ベッドの上でマリルに馬乗りになっていたトリイはぴたりと動きを止める。
マリルの顔には恐怖の表情が貼り付いている。その顔は理解できない魔物でも見るようにトリイを見つめている。
恐ろしくて醜い、救いようのない魔物に心底怯えている。
その顔を見た途端、トリイはマリルの上から下りていた。
「…悪かった」
トリイが自分から距離を取るのを見届けてマリルはベッドから降りた。震えが収まるように何度か深呼吸し、マリルは告げる。
「私は無理強いされるのは好きではないわ」
声音は固く、トリイとの間の距離はもっと遠くなるように感じる。少し乱れた着衣を直し、マリルはトリイの横を通りすぎる。部屋の出口に向かい、そのまま扉に手を掛けた。
「おやすみなさい」
今度は振り返らずにマリルは扉を開けて出て行った。






部屋に戻ってきたマリルは扉を閉めた途端に座り込んだ。
心臓は早鐘のように未だに音を立て続けている。手のひらにはじんわりと汗までかいていた。
「…怖かった」
男の人の力だった。マリルの力では逃げられないと思い知らされた。昨日の優しく抱き締めてくれた人物と同一人物だとは思えない暴力的な何かがそこにあった。それは飢えた肉食動物が草食動物を狩る感覚に似ているように思える。
相手の意思など関係なく、欲望のままに行動する傲慢さとそれを許されている強さが、マリルにはこの上なく気に入らない。

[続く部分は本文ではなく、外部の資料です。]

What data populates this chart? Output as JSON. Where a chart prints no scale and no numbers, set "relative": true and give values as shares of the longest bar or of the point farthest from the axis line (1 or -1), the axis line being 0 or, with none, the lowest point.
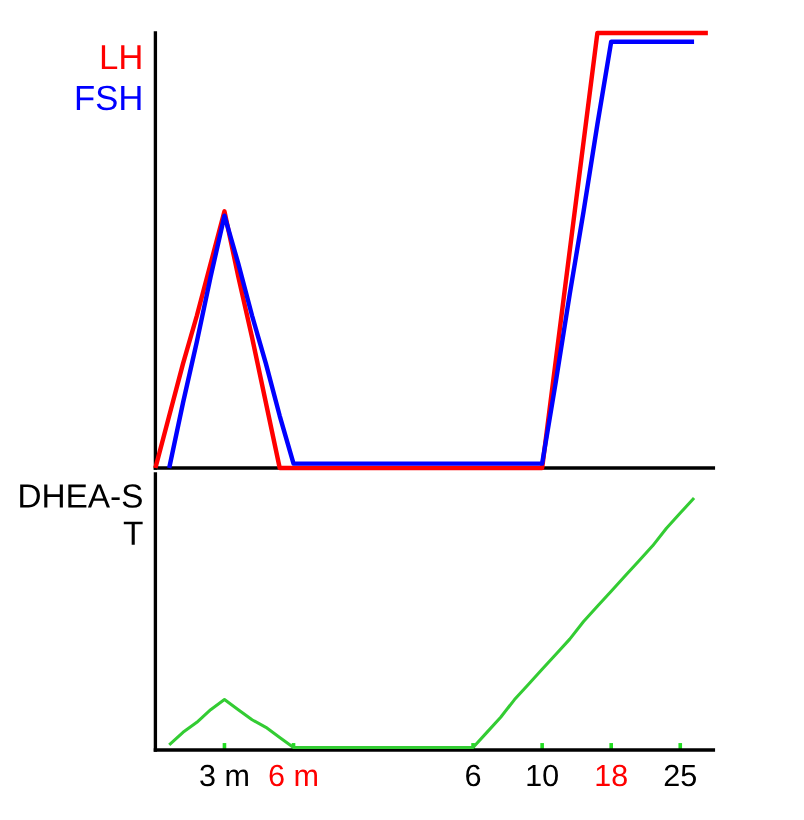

そんな風に自分が扱われることを享受することはできない。
それなのに、もっと触れて欲しいと思う自分がいることにマリルは衝撃を受けていた。
無理強いは嫌だ。
けれど、もしそうでないのなら、マリルはトリイを受け入れていたかもしれない。
そう思うと自分がとてつもなく自堕落な卑しい生き物に思える。
「あんな顔…」
自分を責めるような顔をトリイにさせたい訳ではない。
できれば笑って部屋を退出したかった。トリイに見せる最後の顔は笑顔にしたかった。残念ながらそれはできなかったが、勝手に出ていくマリルをトリイは許してはくれないだろう。
「…もう寝よう」
いつまでも後悔しても仕方ないとマリルは立ち上がる。重い体を引きずってベッドまで行くとそのまま眠りに落ちた。



翌日、マリルは王宮を出て行った。
特にこそこそすることもなく、堂々と城門を出る。
マリルは質素な平民の服に着替え、午後を迎えてすぐに行動に移した。
アクリスとトリイはその日は午後から人と会う約束があると前々から聞いていたから、マリルは誰に見られることもなく城門まで来れた。

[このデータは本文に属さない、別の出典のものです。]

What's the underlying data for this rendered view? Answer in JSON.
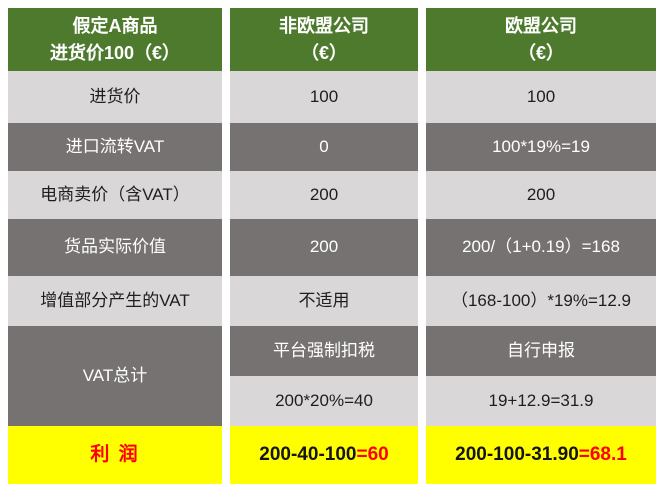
{
  "colors": {
    "header_green": "#4e7a2e",
    "row_light_gray": "#d9d7d7",
    "row_dark_gray": "#777272",
    "profit_yellow": "#ffff00",
    "profit_red": "#ff0000"
  },
  "table": {
    "headers": {
      "col1_line1": "假定A商品",
      "col1_line2": "进货价100（€）",
      "col2_line1": "非欧盟公司",
      "col2_line2": "（€）",
      "col3_line1": "欧盟公司",
      "col3_line2": "（€）"
    },
    "rows": [
      {
        "label": "进货价",
        "non_eu": "100",
        "eu": "100"
      },
      {
        "label": "进口流转VAT",
        "non_eu": "0",
        "eu": "100*19%=19"
      },
      {
        "label": "电商卖价（含VAT）",
        "non_eu": "200",
        "eu": "200"
      },
      {
        "label": "货品实际价值",
        "non_eu": "200",
        "eu": "200/（1+0.19）=168"
      },
      {
        "label": "增值部分产生的VAT",
        "non_eu": "不适用",
        "eu": "（168-100）*19%=12.9"
      }
    ],
    "vat_total": {
      "label": "VAT总计",
      "non_eu_method": "平台强制扣税",
      "non_eu_calc": "200*20%=40",
      "eu_method": "自行申报",
      "eu_calc": "19+12.9=31.9"
    },
    "profit": {
      "label": "利 润",
      "non_eu_expr": "200-40-100",
      "non_eu_result": "=60",
      "eu_expr": "200-100-31.90",
      "eu_result": "=68.1"
    }
  },
  "chart_data": {
    "type": "table",
    "title": "非欧盟公司与欧盟公司VAT对比（假定A商品进货价100€）",
    "columns": [
      "假定A商品 进货价100（€）",
      "非欧盟公司（€）",
      "欧盟公司（€）"
    ],
    "rows": [
      [
        "进货价",
        "100",
        "100"
      ],
      [
        "进口流转VAT",
        "0",
        "100*19%=19"
      ],
      [
        "电商卖价（含VAT）",
        "200",
        "200"
      ],
      [
        "货品实际价值",
        "200",
        "200/（1+0.19）=168"
      ],
      [
        "增值部分产生的VAT",
        "不适用",
        "（168-100）*19%=12.9"
      ],
      [
        "VAT总计",
        "平台强制扣税",
        "自行申报"
      ],
      [
        "VAT总计",
        "200*20%=40",
        "19+12.9=31.9"
      ],
      [
        "利 润",
        "200-40-100=60",
        "200-100-31.90=68.1"
      ]
    ],
    "numeric_summary": {
      "purchase_price": 100,
      "sale_price_incl_vat": 200,
      "non_eu_import_vat": 0,
      "eu_import_vat": 19,
      "non_eu_goods_value": 200,
      "eu_goods_value": 168,
      "eu_value_added_vat": 12.9,
      "non_eu_total_vat": 40,
      "eu_total_vat": 31.9,
      "non_eu_profit": 60,
      "eu_profit": 68.1
    }
  }
}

一度、アクリスとお忍びで城下町に行った経験が活かされている。
その上マリルの顔は王宮内でもあまり知らされていない。
数人出会ったメイドも衛兵も王宮に食材か花でも持ってきた町娘くらいにしか思っていないようだった。
門の脇にいる兵士に軽く会釈し、マリルはそのままそこを出て行った。